Young Cabebe, was happy, because he no longer had to pay ‘old, faithful’ sucker Neal a living wage. No one else knew that rotten Neal was still working and helping to make CEO, Milton Armstrong, rich.
By the following week, Neal had realized that Cabebe was taking him for a —nearly free ride. He began to lose the feeling of pleasure of work. He left the office while the blinding sun was still high and the season was moving toward Daylight Savings. Neal stumbled toward the station thinking about how his grandkids maybe could use some college money. Tomorrow, he would hit the pavement, seeking the American dream like the other millions of recently deceased workers. Over 20 million of the dead wandered the boulevards.’ You could see the dead, worn out executives, in every city, shuffling and mumbling “Job. I neeeeeeed job.”
Neal’s commuter train passed his final resting place at Happy Hills on his way home toward his old house. Graveyards are for slackers, he thought. A real man needs to work.

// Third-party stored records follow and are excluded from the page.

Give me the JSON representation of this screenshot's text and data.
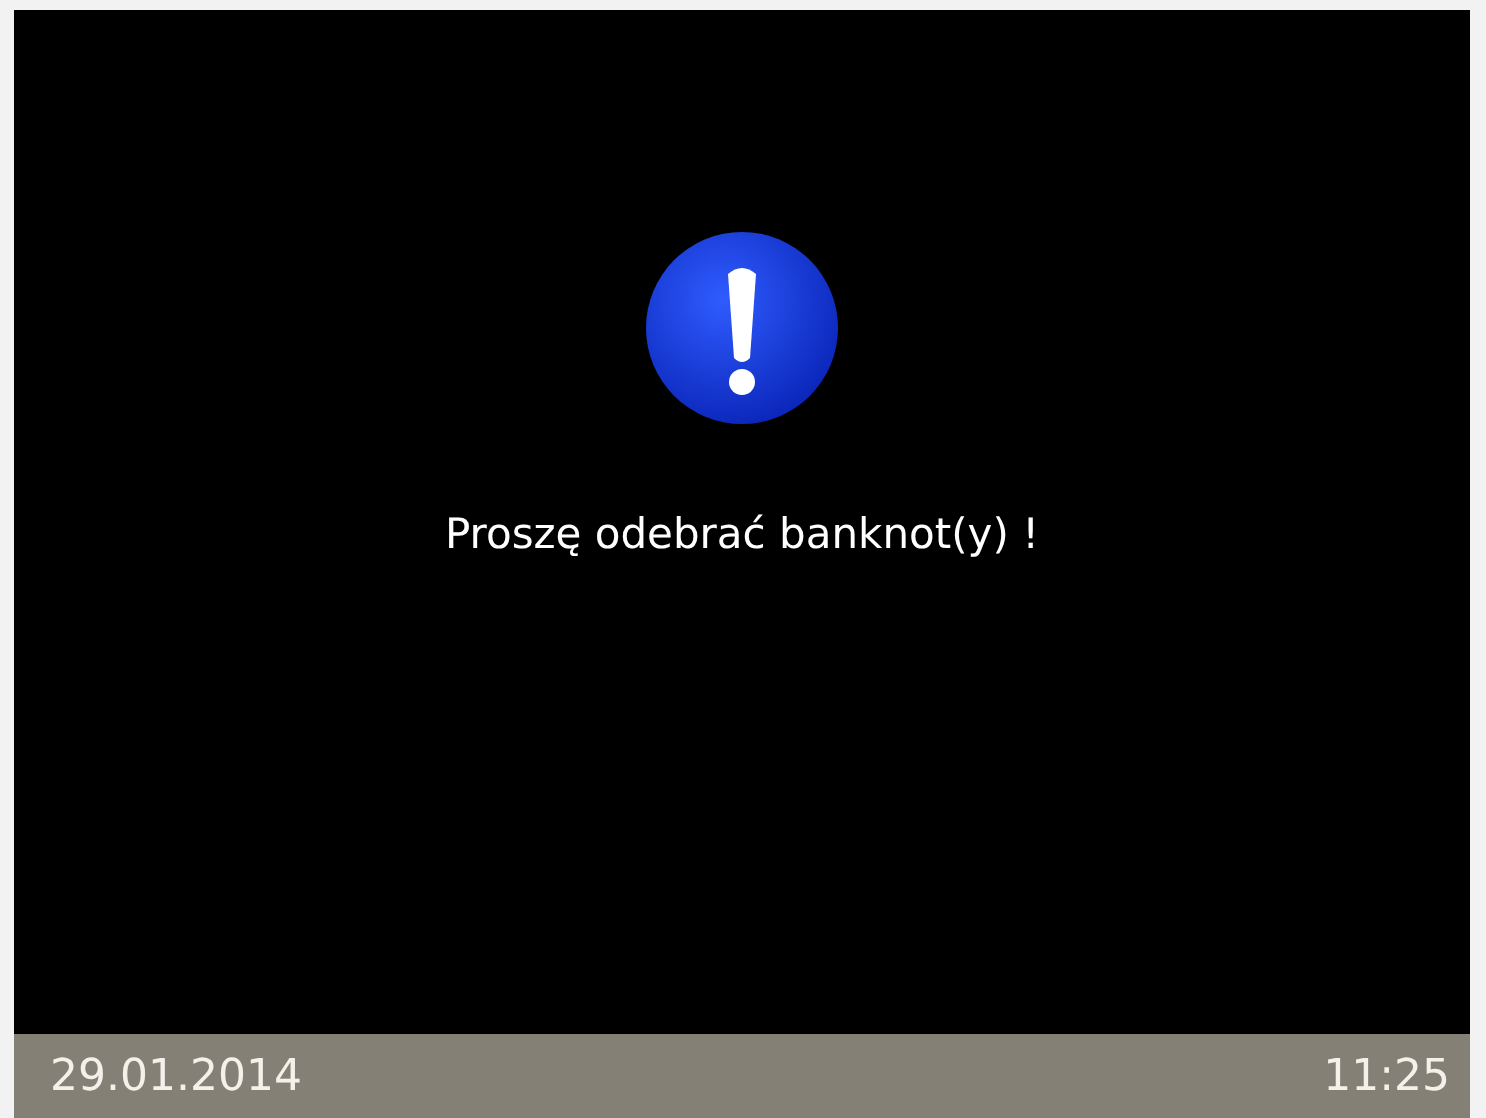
{
  "message": {
    "text": "Proszę odebrać banknot(y) !"
  },
  "status_bar": {
    "date": "29.01.2014",
    "time": "11:25"
  }
}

While waiting at the 5th Avenue crosswalk, he saw a hopeful sign. Just a literal literal sign — on a telephone pole, illuminated by the ghostly moonlight.
Highly Motivated Executive Services Wants You! YOU need $$$ and WE need BODIES to fill our Diamond Lane Passenger and Ticket Line Holder jobs!
We’re also seeking Parking Space Blockers and Human Speed Bumps (No limbs required).
— Downtown, Full Time. 24 hours shifts available.